The Medigap market certainly changes from time to time. Although the plans are Federally-standardized, and all companies are required to offer coverage from the standardized plans (Medigap plans chart), there are many variables that do change from time to time. Some of these include the companies offering the plans in a certain area, the rates on the plans, the underwriting that the plans require and more. With that in mind, here is the Medigap market report for June 2013.
First and foremost, AHIP (America’s Health Insurance Plans) put out a report recently entitled “Trends in Medigap Coverage and Enrollment, 2012”. This report details the landscape for Medigap plans as of December 2012. This report is very useful for both consumers and agents, in seeing the latest trends for Medigap policyholders.
Some notable takeaways from the report are:
- There are 10.2 million Medigap policyholders, an increase of 300,000 over 2011 figures.
- Plan F has the overwhelming market share among the standardized plans at 53%. Plan C is next at 13%.
- 7% of people that have a Medigap plan still have Plan J (no longer offered and a “closed” block of business).
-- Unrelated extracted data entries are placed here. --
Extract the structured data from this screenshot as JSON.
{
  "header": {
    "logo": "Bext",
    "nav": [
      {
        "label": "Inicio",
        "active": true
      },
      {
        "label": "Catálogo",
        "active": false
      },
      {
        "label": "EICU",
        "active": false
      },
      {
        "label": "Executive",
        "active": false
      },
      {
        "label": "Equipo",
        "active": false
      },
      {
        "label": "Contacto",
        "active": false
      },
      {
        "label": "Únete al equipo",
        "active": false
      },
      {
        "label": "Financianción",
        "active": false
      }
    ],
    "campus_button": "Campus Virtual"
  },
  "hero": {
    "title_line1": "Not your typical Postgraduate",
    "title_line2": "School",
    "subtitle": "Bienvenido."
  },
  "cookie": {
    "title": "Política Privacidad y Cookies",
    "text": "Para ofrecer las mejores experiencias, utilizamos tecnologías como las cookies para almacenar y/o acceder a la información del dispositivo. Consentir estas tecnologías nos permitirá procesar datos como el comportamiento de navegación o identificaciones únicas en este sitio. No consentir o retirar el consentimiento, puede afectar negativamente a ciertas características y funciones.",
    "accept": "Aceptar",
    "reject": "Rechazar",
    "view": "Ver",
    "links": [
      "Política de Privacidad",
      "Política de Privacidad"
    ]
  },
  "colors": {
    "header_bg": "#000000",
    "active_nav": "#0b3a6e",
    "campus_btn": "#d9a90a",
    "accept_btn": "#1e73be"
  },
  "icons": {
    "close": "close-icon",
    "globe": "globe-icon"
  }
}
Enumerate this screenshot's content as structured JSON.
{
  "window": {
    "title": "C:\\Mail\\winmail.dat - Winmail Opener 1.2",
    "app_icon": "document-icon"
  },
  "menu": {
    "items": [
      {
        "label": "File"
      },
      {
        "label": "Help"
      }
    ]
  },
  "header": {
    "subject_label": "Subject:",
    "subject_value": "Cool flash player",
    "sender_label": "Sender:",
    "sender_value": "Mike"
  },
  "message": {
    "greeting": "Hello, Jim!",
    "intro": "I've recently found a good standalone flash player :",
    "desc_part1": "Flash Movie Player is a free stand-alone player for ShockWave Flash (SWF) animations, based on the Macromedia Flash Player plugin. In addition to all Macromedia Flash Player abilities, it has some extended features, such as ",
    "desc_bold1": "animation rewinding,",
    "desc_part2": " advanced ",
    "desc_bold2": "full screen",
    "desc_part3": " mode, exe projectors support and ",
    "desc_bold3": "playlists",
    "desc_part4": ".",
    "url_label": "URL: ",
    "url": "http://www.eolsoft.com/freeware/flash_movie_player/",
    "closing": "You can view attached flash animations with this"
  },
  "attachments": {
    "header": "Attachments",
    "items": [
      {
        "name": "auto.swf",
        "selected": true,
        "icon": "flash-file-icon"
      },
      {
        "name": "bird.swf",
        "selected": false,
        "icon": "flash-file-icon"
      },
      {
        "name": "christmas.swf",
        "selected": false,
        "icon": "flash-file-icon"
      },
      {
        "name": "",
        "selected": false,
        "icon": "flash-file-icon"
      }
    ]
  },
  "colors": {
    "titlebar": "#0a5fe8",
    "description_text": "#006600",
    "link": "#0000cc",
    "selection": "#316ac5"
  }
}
- Plans M and N were the fastest growing plans from 2011 to 2012, growing at 808% and 35%, respectively. NOTE: Plan M only had 596 policyholders nationwide in the 2011 study.
The report also breaks down plan types and coverage by state. See the report in it’s entirety – AHIP Medigap Report.
Update on Medigap Reforms
One of the oft-talked about points related to Medicare reform is changing the way Medigap plans work. The most commonly discussed reform that pertains to Medigap directly is the elimination of “first dollar” coverage. This has been “on the table” for several years now with little movement; however, it’s possible it would be revisited and included in some type of comprehensive reform package.
To elaborate on what this means, “first dollar coverage” means that you pay a premium and no out of pocket costs (i.e. Plan F), which as we know from the AHIP report above, is a very popular route for those on Medicare.
Other reports and research have shown that eliminating this first-dollar coverage would have little to no impact on Medicare’s overall bottom-line.
Another aspect of Medicare reform that has been discussed is Medigap surcharges. This is also related to eliminating “first dollar coverage” as some are advocating applying surcharges on the higher-level plans such as Plan F. This would effectively eliminate those plans or greatly reduce their appeal and entice people to take plans that had more cost-sharing measures.
Obviously, this is a political “hornet’s nest”, and for that reason, many don’t believe it will happen any time soon (me included). But, it is certainly something worth keeping our eyes on (which I will definitely do!).
Regardless of what happens, the hope would be that anyone in a plan now would be able to keep the plan that they have if they would like to do so.
Hot Plans and Companies
While the Medigap market can sometimes be cyclical, there are some big names still at the “top” of the list when it comes to price competitiveness nationwide. In particular, when surveying overall rate competitiveness nationally, companies that continue to appear include:
- Central States Indemnity (a Berkshire Hathaway company)
- Mutual of Omaha
- New Era (and sister company Philadelphia American)
While the exact rates depend on your zip code, these companies are all highly rated and, on balance, have good overall track records.
As far as specific plans, Plan G continues to be a “hot” plan with many consumers now taking a more thorough look at ‘G’ for the premium savings and greater chance of long-term rate stability. Over 50% of our new policies in 2013 have been Plan G, and I would anticipate that to continue.